5. In teacher training as well as curricular development, ANTRI should liaise with institutions on the mainland, and initiate exchange programs for visiting instructors and trainees, so that experience and innovations can be shared widely and effectively.
6. There should be no segregation of tribal and non-tribal children in the schools outside the reserve. Tribal children should be able to attend the same schools that non-tribal children attend.
7. School enrollment should be mandatory. A special school should be established within the Jarawa reserve, and administered in close coordination with the Jarawa community. The curriculum should cover what is important to the Jarawa, without ignoring the general curriculum. Here as well as in schools outside the reserve, promising tribal students should be identified early, advised about further educational opportunities, and provided with the guidance of mentors affiliated with ANTRI.

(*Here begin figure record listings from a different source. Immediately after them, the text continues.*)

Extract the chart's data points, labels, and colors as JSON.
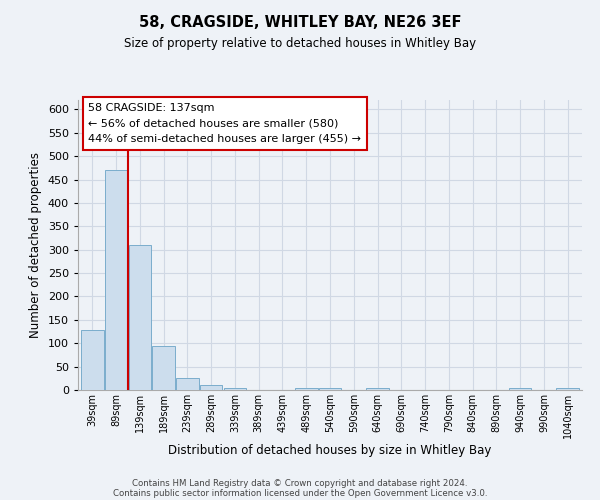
{
  "title": "58, CRAGSIDE, WHITLEY BAY, NE26 3EF",
  "subtitle": "Size of property relative to detached houses in Whitley Bay",
  "xlabel": "Distribution of detached houses by size in Whitley Bay",
  "ylabel": "Number of detached properties",
  "footer_line1": "Contains HM Land Registry data © Crown copyright and database right 2024.",
  "footer_line2": "Contains public sector information licensed under the Open Government Licence v3.0.",
  "bin_labels": [
    "39sqm",
    "89sqm",
    "139sqm",
    "189sqm",
    "239sqm",
    "289sqm",
    "339sqm",
    "389sqm",
    "439sqm",
    "489sqm",
    "540sqm",
    "590sqm",
    "640sqm",
    "690sqm",
    "740sqm",
    "790sqm",
    "840sqm",
    "890sqm",
    "940sqm",
    "990sqm",
    "1040sqm"
  ],
  "bar_values": [
    128,
    470,
    310,
    95,
    26,
    10,
    4,
    0,
    0,
    5,
    5,
    0,
    4,
    0,
    0,
    0,
    0,
    0,
    4,
    0,
    4
  ],
  "bar_color": "#ccdded",
  "bar_edgecolor": "#7aadcc",
  "ylim": [
    0,
    620
  ],
  "yticks": [
    0,
    50,
    100,
    150,
    200,
    250,
    300,
    350,
    400,
    450,
    500,
    550,
    600
  ],
  "vline_color": "#cc0000",
  "annotation_title": "58 CRAGSIDE: 137sqm",
  "annotation_line1": "← 56% of detached houses are smaller (580)",
  "annotation_line2": "44% of semi-detached houses are larger (455) →",
  "background_color": "#eef2f7",
  "grid_color": "#d0d8e4"
}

8. Computer literacy for tribal children should be a priority of the schools. Children should be given easy access to computers at the schools, and loans of tablet PCs if that is found practical. The Internet should be easily accessible from the reserve.
ECONOMY
Goals: To
equip tribals to engage the market on their own terms as far as possible, to minimize
their disadvantages, and to allow them to benefit from their existing and
potential resources. Economic policy should begin with an acknowledgment that
tribal societies are unlikely to remain unaffected by the wider economy and
media. ‘Traditional’ pursuits like hunting and gathering and subsistence
fishing may become inadequate and unappealing to tribals themselves; there are
signs that this has already happened to some extent. Economic alternatives
should be structured in ways that allow the tribes to maintain control of their
resources.
Proposals:
1. Individual
tribals who wish to set up business ventures, both within the reserve and
outside, should be able to do so, subject to regulations and restrictions drawn
up by the tribes themselves.
2. Tribes should be encouraged and assisted in collective initiatives for selling reserve products and services to outsiders, subject to regulations and restrictions drawn up by the tribes themselves. Fish and crabs, which are currently harvested and sold illicitly and cheaply by tribals to non-tribal buyers, should be brought into a legal, regulated system of prices and transactions.
3. Tribes should receive a percentage of the proceeds from the sale of merchandise directly related to tribal culture (such as dolls, masks, performances, etc.).
4. A financial institution should be established for the tribes, to coordinate small savings, the investment of tribal funds and the provision of credit.